At the University Duisburg-Essen, a holonic medical diagnostic system based on multi-agents technology  and swarm intelligence is developed through the last years.
The system combines the advantages of the holonic paradigm, multi-agent technologies and swarm intelligence in building a highly adaptive, scalable, flexible, reliable and robust Internet-based medical diagnostic system.
The medical diagnostic system is compound of three type of agents: a mediator agent, many diagnosis specialist agents and disease representative agents.
The mediator agent represents the diagnostic system interface to the diagnosis requester and to the physician/specialist evaluator. Several diagnosis specialist agents are becoming part of the ad-hoc holonic structure in order to provide a suitable diagnostic. The disease representative agents are related to each defined disease that can be a diagnosis result. A disease representative agent determines if a set of symptoms matches its own symptom pattern. 
In diagnosis retrieval process, the agents follow a specific swarm intelligence method to build a holonic structure that provides one or more possible diagnostics. Each diagnostic returned by the system has a probability to match the true diagnostic that, in common way, is determined by the physician.

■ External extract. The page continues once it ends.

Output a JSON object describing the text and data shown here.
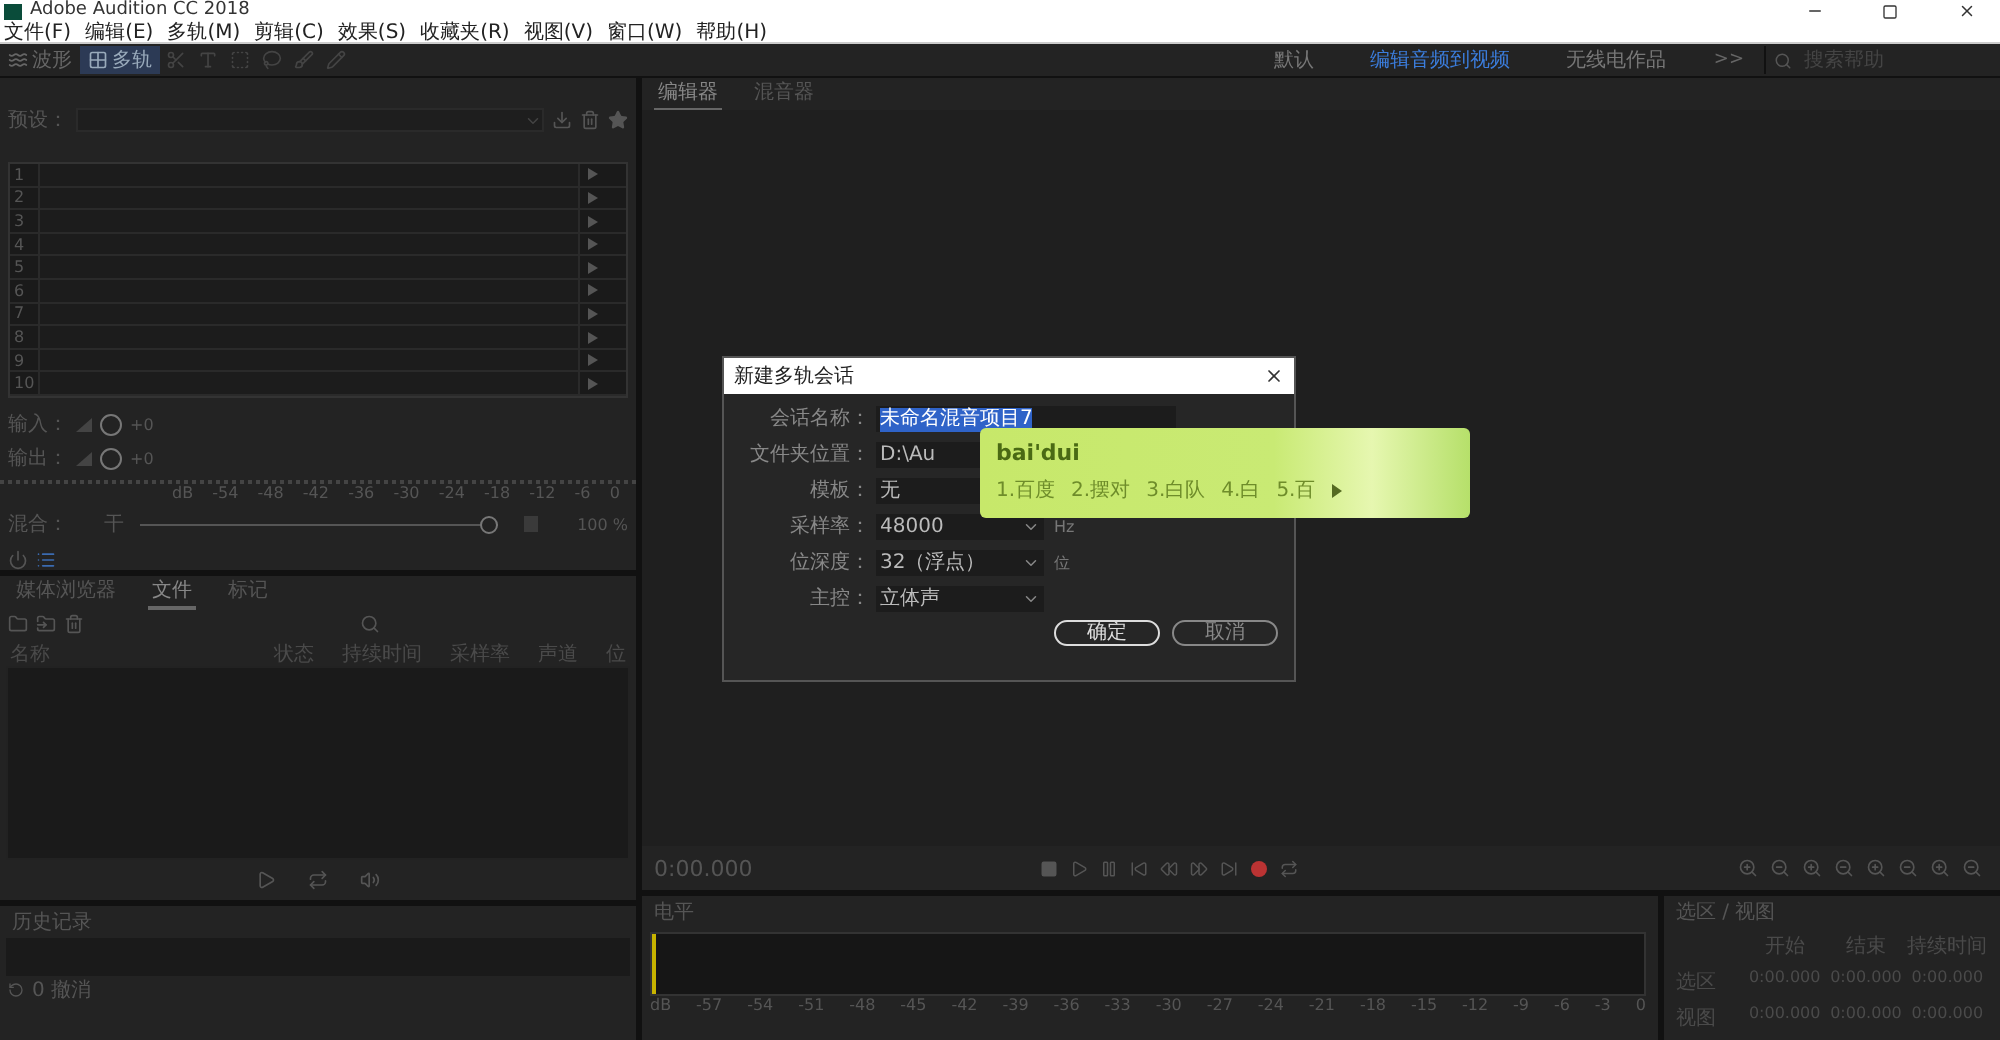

The diagnosis specialist agent of a certain level is forwarding the symptoms description data as computer readable patient pattern to other diagnosis specialist agents of a lower level in order to receive from them later on a diagnostic that can satisfy the symptoms constraints. Any 
diagnosis specialist agent encapsulates a learning/teaching component and a disease specific component that are determining the agent capability to adapt or to adopt a new disease as representative.

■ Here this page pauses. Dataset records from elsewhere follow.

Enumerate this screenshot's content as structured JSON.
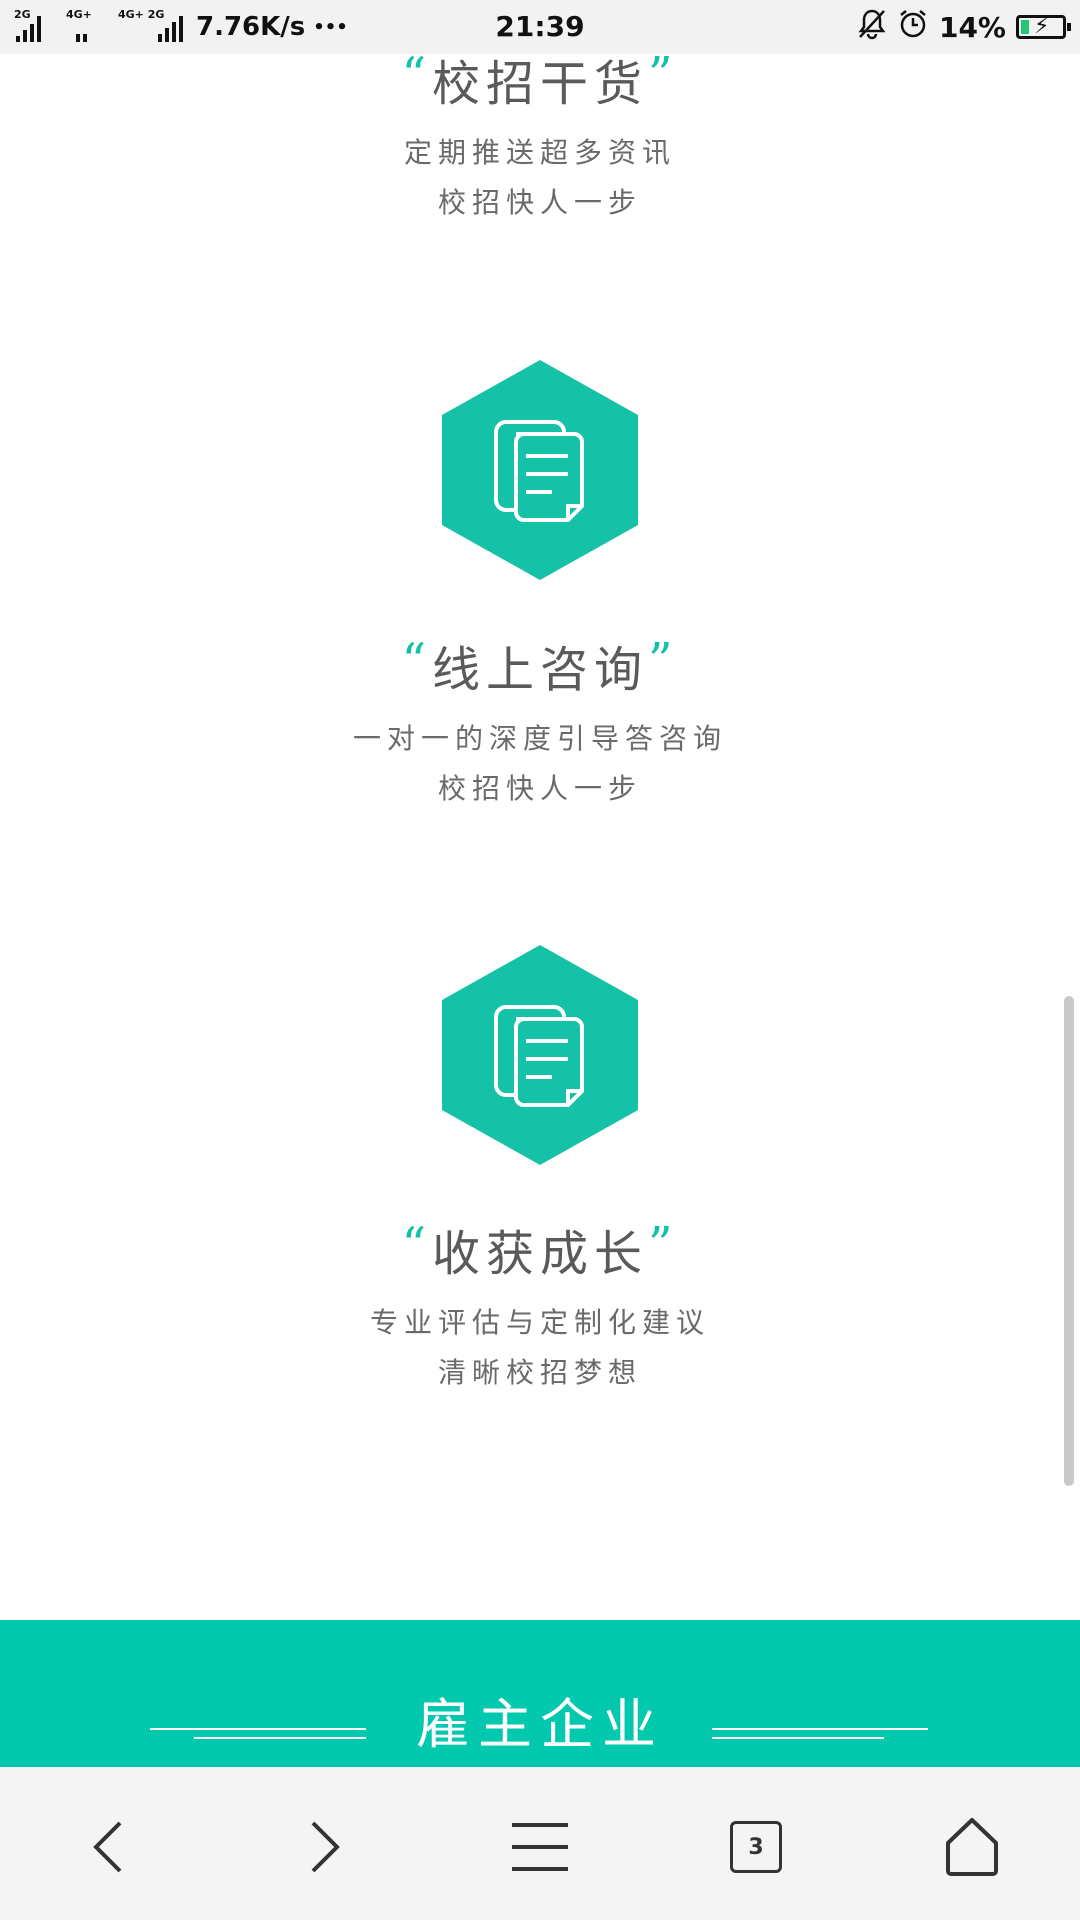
{
  "status_bar": {
    "net_tag_1": "2G",
    "net_tag_2": "4G+",
    "net_tag_3": "4G+ 2G",
    "speed": "7.76K/s",
    "dots": "•••",
    "time": "21:39",
    "battery": "14%"
  },
  "features": [
    {
      "title": "校招干货",
      "desc_line1": "定期推送超多资讯",
      "desc_line2": "校招快人一步"
    },
    {
      "title": "线上咨询",
      "desc_line1": "一对一的深度引导答咨询",
      "desc_line2": "校招快人一步"
    },
    {
      "title": "收获成长",
      "desc_line1": "专业评估与定制化建议",
      "desc_line2": "清晰校招梦想"
    }
  ],
  "quote_open": "“",
  "quote_close": "”",
  "section": {
    "heading": "雇主企业"
  },
  "nav": {
    "tab_count": "3"
  },
  "colors": {
    "accent": "#02c9ad",
    "status_bg": "#f2f2f2",
    "nav_bg": "#f4f4f4"
  },
  "icons": [
    "document-copy-icon",
    "back-icon",
    "forward-icon",
    "menu-icon",
    "tabs-icon",
    "home-icon",
    "bell-off-icon",
    "alarm-icon",
    "battery-charging-icon"
  ]
}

This thesis has to contribute to the diagnosis specialist agent development by introducing the design and implementation of a learning/teaching component and of a disease specific module required by such an agent.
The following milestones have to be reached by the thesis:
1.
Realization of a Learning Component for acquiring of new disease data from another agent or from a special system;
2.
Realization of a Teaching Component for publishing of description data for actual disease that the diagnosis specialist agent contains.
3.
Implementation of a Disease Specific Component to operate with standard format of the disease data and with operations that the disease specialist agent can perform on that data; standardization of the disease data has to be handled;

For implementation, one of the most common object oriented programming languages,   Java and C++ have to be used.